Winnipeg Mayor Brian Bowman, who spent most of Wednesday showing Nenshi around, said some mayors are attending in person this year — rather than sending representatives in their place — in order to see the Canadian Museum for Human Rights.
According to an agenda published by the FCM, the big-city mayors plan to discuss infrastructure funding, housing and reconciliation during meetings with federal Infrastructure and Communities Minister Amarjeet Sohi, Families, Children and Social Development Minister Jean-Yves Duclos and Perry Bellegarde, the national chief of the Assembly of First Nation.
Bowman chairs the FCM working group that's trying to co-ordinate how cities respond to the Truth and Reconciliation Commission's calls to action.

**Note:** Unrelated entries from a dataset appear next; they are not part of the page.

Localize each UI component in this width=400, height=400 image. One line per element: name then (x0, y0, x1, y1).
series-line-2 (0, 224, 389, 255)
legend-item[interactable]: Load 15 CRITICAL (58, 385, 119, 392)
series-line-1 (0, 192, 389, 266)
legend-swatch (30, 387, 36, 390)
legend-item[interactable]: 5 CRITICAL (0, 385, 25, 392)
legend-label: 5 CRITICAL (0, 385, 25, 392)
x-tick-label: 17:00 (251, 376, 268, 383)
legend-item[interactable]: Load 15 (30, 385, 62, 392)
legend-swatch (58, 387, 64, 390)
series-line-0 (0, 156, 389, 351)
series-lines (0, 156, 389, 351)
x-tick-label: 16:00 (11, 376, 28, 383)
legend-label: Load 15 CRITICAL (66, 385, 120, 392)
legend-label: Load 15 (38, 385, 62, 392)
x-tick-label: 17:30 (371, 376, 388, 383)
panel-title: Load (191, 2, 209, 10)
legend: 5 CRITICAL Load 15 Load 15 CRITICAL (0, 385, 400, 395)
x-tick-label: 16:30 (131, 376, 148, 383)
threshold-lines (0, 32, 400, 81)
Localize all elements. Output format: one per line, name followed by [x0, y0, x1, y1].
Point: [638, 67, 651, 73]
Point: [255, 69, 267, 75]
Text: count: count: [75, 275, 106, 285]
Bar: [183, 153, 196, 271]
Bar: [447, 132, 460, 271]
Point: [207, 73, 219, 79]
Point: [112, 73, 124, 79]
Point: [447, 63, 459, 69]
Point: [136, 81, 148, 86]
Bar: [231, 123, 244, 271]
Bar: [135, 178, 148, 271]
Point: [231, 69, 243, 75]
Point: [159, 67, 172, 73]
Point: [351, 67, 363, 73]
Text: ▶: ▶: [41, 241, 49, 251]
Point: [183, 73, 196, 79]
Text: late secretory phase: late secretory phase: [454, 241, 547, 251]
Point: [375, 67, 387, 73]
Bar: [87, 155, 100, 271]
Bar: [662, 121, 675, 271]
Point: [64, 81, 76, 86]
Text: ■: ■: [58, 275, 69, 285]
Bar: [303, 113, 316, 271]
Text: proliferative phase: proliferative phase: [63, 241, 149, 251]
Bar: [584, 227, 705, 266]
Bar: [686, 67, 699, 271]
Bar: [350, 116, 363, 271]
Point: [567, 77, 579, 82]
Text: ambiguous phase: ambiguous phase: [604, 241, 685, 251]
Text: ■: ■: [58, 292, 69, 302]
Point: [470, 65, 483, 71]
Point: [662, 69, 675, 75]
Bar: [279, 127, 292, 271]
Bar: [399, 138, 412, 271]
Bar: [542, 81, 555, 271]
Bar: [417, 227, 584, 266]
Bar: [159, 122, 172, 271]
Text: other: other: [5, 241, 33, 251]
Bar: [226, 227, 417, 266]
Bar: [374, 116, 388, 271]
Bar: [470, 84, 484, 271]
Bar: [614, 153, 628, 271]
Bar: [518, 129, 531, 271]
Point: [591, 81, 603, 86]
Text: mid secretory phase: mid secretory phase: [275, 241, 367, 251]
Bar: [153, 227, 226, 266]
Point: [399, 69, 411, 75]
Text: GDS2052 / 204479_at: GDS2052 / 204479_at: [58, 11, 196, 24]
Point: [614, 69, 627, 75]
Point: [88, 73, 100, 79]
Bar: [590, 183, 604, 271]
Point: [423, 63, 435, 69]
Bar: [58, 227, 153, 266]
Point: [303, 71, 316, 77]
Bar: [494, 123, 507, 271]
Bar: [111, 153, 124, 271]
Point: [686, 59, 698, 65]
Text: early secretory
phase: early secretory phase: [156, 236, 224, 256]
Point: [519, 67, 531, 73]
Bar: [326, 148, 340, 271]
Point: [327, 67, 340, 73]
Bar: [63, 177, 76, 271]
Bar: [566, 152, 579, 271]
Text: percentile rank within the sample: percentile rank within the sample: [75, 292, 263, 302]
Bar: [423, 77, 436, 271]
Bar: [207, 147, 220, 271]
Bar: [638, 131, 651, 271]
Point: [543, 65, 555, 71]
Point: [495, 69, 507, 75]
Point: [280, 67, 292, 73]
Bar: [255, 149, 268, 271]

He took on this task after acknowledging the city's problems with both institutional and overt racism in 2015.
The full FCM conference, which is expected to attract about 2,000 elected officials and bureaucrats to Winnipeg, kicks off Friday with an address by Trudeau. NDP Leader Tom Mulcair and Green Party Leader Elizabeth May and Conservative MP Dianne Watts will also address the conference over the weekend.
Fort Rouge-East Fort Garry Coun. Jenny Gerbasi, an FCM vice-president, said Trudeau's presence at the conference suggests the federal government takes the concerns of municipalities seriously. At budget time in March, the Trudeau government pledged to spend $3.4 billion on transit over three years as well as $5 billion over five years on "green infrastructure" such as waste-water improvements.
Municipal officials, who have lobbied Ottawa for years for more help to repair roads, build transit corridors and improve sewage-treatment plants, want to know more about the federal pledges, Gerbasi said.
"What are these new federal dollars that have been promised? What are they going to look like?" she asked.
She also said the conference offers a chance to show off new attractions in Winnipeg, including the human rights museum and the renovated Assiniboine Park Zoo.